Ooievaars over de Amstel

door

Je kunt het natuurlijk ook overdrijven.

Het is waar, Amsterdam had heel wat goed te maken.
Een kleine greep uit de missers. Een file voor de fly-over naar de start zodat een flink aantal, echt wel tijdig aangekomen lopers, ruim ná het startschot het startvak bereikten. Een afgeefsysteem voor tassen, zo traag dat mensen hun bagage maar lukraak over de wachtenden heen in het bagagevak gooiden. Om alles later in een onbewaakte hoop terug te vinden (als je geluk had). Nog een keer in de file; maar nu voor de finish. Ongelogen, gewoon een paar minuten moeten wachten voordat je kunt finishen. Omdat ze bij elke binnenkomer de streepjescode op het rugnummer met de hand scanden en dat ging nu eenmaal niet zo snel.
Een parcours over eindeloze verlaten straten in saai Slotervaart. En dan het “publiek”. Dat was er niet. Er stonden


hier en daar wel mensen langs de kant. En die riepen ook wel. Maar vooral “waarom ze er gvd niet door konden”. Niemand had ze ook verteld dat er een loopje was.

Dat wás de marathon van Amsterdam. Tot 2003. Toen kwam ING als animator. En de Champion als organisator. En werd het beter, steeds beter. En nu is het perfect. Als ouwe rot geloof je je oren bijna niet: een en al lof voor de organisatie. In alle talen. Maar het klopt als een zere vinger: het loopt als een tiet. Nu is de Champion kampioen wedstrijd-organiseren dus dat hadden we kunnen zien aankomen.

Maar nou dat andere. Dat schier onmogelijke. Het opvoeden van de Amsterdammers. Tot enthousiast publiek. Ga weg zeg, dat kan niet. Ja die in Noord, die hoef je niets te leren. Die maken al jaren een feestje van elke Dam tot Dam-loop. Maar verder, Amsterdammers….en opvoeden? Lamenielachen! Nou lach maar niet want het is gelukt.

In 2005 liep ik mee. De Amsterdammers waren vooraf gewaarschuwd dus het aantal tierende gasten was al veel minder. En hier en daar stond zowaar een plukje klappers. En muzikanten om de klappers en lopers te vermaken. Dit jaar liep ik weer. En nu was het feest! DJ’s in kleurige vehikels, dansende drummers. Zelfs zangers in de polder, vanaf bootjes op de Amstel. En heel veel publiek, zelfs op de saaiste straten van het industrieterrein. Enthousiast publiek, dat roept en klapt en high five-t.
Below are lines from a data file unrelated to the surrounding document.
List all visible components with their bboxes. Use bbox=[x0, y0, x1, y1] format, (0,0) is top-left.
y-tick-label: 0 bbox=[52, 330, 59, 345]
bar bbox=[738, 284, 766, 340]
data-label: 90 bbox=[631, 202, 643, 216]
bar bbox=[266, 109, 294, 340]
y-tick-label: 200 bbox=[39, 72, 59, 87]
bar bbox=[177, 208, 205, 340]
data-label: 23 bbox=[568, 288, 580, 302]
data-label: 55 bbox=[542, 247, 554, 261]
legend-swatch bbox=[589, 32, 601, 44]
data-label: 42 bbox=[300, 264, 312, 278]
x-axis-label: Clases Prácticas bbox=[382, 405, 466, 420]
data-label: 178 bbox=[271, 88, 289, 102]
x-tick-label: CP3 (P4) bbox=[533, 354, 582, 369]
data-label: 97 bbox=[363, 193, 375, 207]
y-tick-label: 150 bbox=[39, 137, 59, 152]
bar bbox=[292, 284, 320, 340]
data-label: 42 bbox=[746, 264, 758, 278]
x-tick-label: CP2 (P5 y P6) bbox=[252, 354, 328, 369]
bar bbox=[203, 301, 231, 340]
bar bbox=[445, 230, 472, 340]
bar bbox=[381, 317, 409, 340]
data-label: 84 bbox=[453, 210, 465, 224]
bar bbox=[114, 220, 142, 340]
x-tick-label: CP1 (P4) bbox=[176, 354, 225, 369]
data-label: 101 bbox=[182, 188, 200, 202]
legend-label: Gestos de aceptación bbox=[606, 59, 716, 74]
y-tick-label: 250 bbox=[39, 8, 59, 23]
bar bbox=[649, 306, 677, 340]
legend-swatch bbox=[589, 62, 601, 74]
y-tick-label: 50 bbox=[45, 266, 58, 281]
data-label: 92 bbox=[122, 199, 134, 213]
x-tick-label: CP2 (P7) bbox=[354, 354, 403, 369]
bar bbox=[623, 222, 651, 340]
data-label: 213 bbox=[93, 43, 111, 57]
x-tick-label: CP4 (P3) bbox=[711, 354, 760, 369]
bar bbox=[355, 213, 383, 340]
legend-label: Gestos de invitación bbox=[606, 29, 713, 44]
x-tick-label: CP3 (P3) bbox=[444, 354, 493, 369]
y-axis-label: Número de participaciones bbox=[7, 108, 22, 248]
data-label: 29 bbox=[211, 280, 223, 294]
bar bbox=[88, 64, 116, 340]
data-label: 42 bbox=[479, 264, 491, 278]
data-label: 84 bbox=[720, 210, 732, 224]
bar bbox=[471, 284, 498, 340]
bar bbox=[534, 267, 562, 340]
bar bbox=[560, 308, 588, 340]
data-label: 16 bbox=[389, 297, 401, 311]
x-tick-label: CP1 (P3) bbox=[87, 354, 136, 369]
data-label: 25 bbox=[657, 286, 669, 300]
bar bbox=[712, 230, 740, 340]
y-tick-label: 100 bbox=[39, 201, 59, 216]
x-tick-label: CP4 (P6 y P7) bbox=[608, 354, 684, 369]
Dat was op zich dus al een wonder. En helemaal goed. Niets meer aan doen dus. Maar nee, ze waren nog niet tevreden. Dus regelden ze ook nog eens geweldig weer: zonovergoten, niet te koud, niet te warm, niet te veel wind. En als kers op de taart twee ooievaars die elegante cirkels over de Amstel trokken. Voor alle lopers onderweg naar Ouderkerk of al weer terug. Tja, dat vind ik overdrijven.

Het was wel jammer dat ik geen idee had wat “ooievaars” in het Italiaans was, of Deens, of Frans, of zelfs maar Engels. Zodat ik mijn multi-culti medelopers slechts met “huh” en een hand in de lucht op de show kon attenderen. Wat bij mijn medelopers niet tot het gewenste “ooh” maar meer tot “another one who sees them flying” (of “schon wieder eine die sie vliegen seht”) leidde. Zonder dat ze de ooievaars opmerkten.

Geeft niks, ik heb genoten. Tenminste, zo voelt dat achteraf. Dan ben je alle pijntjes en ongemak namelijk al weer vergeten. Zoals die darmen die helaas ook vaak vinden dat ze mee moeten gaan rennen. Of dat krampbeen dat zelfs door een spierenfluisteraar niet tot bedaren is gebracht.

Nu rest tevredenheid en trots. Trots op mijn clubgenoten die NK medailles veroverden. Trots op mijn eigen oude lijf dat eindelijk weer eens een beetje nette prestatie neerzette. Trots op mijn “kleine” broertje die zomaar zijn eerste marathon liep in een prachtige tijd.
En, ik had het nooit gedacht, trots op mijn Amsterdam dat zo’n mooie marathon heeft georganiseerd.